Ensuring Your Business Doesn’t Die with a Key Person
If you are in business on your own account and you want to borrow from the banks, you’ll probably find that they insist you have at least life assurance cover and maybe also critical illness cover. You will also find that they probably want you to use their in-house insurance company as in this case study. Lloyds Banking Group, for example, uses Scottish Widows which it owns. That is unlikely to be the best solution however, because in our experienced Scottish Widows is usually amongst the most expensive companies and is also the most finicky when it comes to underwriting. Contact us for a better value-for-money solution.

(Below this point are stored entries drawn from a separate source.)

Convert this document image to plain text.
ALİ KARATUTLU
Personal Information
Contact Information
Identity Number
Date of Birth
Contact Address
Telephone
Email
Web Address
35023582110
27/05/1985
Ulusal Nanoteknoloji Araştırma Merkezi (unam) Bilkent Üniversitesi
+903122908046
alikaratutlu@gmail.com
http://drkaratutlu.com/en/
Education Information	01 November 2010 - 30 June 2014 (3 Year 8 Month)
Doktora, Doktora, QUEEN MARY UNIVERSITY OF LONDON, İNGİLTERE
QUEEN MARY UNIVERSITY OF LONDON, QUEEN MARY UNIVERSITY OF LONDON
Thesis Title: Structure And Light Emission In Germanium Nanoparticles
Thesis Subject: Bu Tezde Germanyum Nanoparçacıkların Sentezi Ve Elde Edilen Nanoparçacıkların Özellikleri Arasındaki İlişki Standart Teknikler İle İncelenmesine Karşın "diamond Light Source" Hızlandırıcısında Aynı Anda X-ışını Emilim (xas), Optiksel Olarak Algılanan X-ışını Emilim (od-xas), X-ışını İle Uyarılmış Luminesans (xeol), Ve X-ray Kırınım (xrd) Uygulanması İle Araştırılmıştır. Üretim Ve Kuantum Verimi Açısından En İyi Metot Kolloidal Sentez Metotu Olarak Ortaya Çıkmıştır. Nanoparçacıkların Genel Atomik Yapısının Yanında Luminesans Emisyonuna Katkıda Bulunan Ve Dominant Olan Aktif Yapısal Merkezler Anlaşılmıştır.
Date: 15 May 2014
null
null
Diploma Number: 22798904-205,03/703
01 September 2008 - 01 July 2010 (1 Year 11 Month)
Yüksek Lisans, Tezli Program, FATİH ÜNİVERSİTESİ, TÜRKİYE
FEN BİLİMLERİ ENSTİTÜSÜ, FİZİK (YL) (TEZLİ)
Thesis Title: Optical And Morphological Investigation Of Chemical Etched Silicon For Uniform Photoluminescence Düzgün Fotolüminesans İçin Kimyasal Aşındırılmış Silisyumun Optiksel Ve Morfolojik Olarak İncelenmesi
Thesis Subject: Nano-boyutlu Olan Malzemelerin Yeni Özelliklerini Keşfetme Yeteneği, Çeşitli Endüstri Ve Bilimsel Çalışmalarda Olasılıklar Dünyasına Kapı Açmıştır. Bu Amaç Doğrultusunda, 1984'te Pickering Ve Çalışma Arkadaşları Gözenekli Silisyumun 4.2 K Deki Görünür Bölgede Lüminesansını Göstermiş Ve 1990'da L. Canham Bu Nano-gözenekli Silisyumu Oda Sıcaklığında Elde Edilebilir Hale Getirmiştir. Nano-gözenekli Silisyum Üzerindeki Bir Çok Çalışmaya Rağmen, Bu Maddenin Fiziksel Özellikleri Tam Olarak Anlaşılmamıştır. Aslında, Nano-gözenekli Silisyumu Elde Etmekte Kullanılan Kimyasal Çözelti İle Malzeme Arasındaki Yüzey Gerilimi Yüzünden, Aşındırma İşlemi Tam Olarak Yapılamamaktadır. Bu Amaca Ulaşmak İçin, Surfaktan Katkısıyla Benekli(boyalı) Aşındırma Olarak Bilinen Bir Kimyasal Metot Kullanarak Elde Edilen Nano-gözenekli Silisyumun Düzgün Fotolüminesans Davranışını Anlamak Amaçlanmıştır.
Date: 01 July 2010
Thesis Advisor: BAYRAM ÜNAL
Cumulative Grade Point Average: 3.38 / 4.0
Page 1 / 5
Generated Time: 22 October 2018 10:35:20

If you have business partners or co-shareholders who are not part of your immediate family then you need to ask yourself if, in the event of their death, you would want their spouses or children as your business partners. We invariably find that nobody wants that to happen. It’s not an unkind reflection on the family of business associates, but merely the reality that whereas a co-shareholding director is great at handling your HR and general administration, her husband has his own employment in a completely different field. If he inherits her shares on her death then the remaining shareholders are stuck with a sleeping partner entitled to dividends but putting nothing into the business which, meanwhile, is also short of a key person. We can solve that with partnership, co-shareholder and key person insurance, enabling the survivors to buy out the deceased’s family and providing a significant sum of money to tide the business over and provide funds to pay for the head-hunting of a replacement.
UK Life Assurers Pay Out
There’s an old myth propagated even by respected journalists that insurers look for excuses not to pay claims. Nothing could be further from the truth.
As the statistics show, nearly 100% of claims are paid. Those that fail are invariably down to non-disclosure, i.e., proposers not telling the truth on the application form, or claims that are outside the policy conditions, e.g., trying to make a critical illness claim for a condition that is not actually a critical illness, e.g., breaking a leg. One client we advised had previously arranged her own life and critical illness cover. We could not understand how she had got it so cheap. Then she told us she had declared herself a non-smoker because she “only smoked 10 a day and it’s none of their business.”
All insurance contracts are governed by the legal doctrine of Uberrima fides, a Latin phrase meaning “utmost good faith”. It means that all parties to an insurance contract must deal in good faith, making a full declaration of all material facts in the insurance proposal. The bottom line is that if you tell the truth on the proposal form and you pay the premiums, life assurance will always pay out if you die and critical illness cover will always pay out if you come down with one of the critical illness conditions specified in the policy conditions.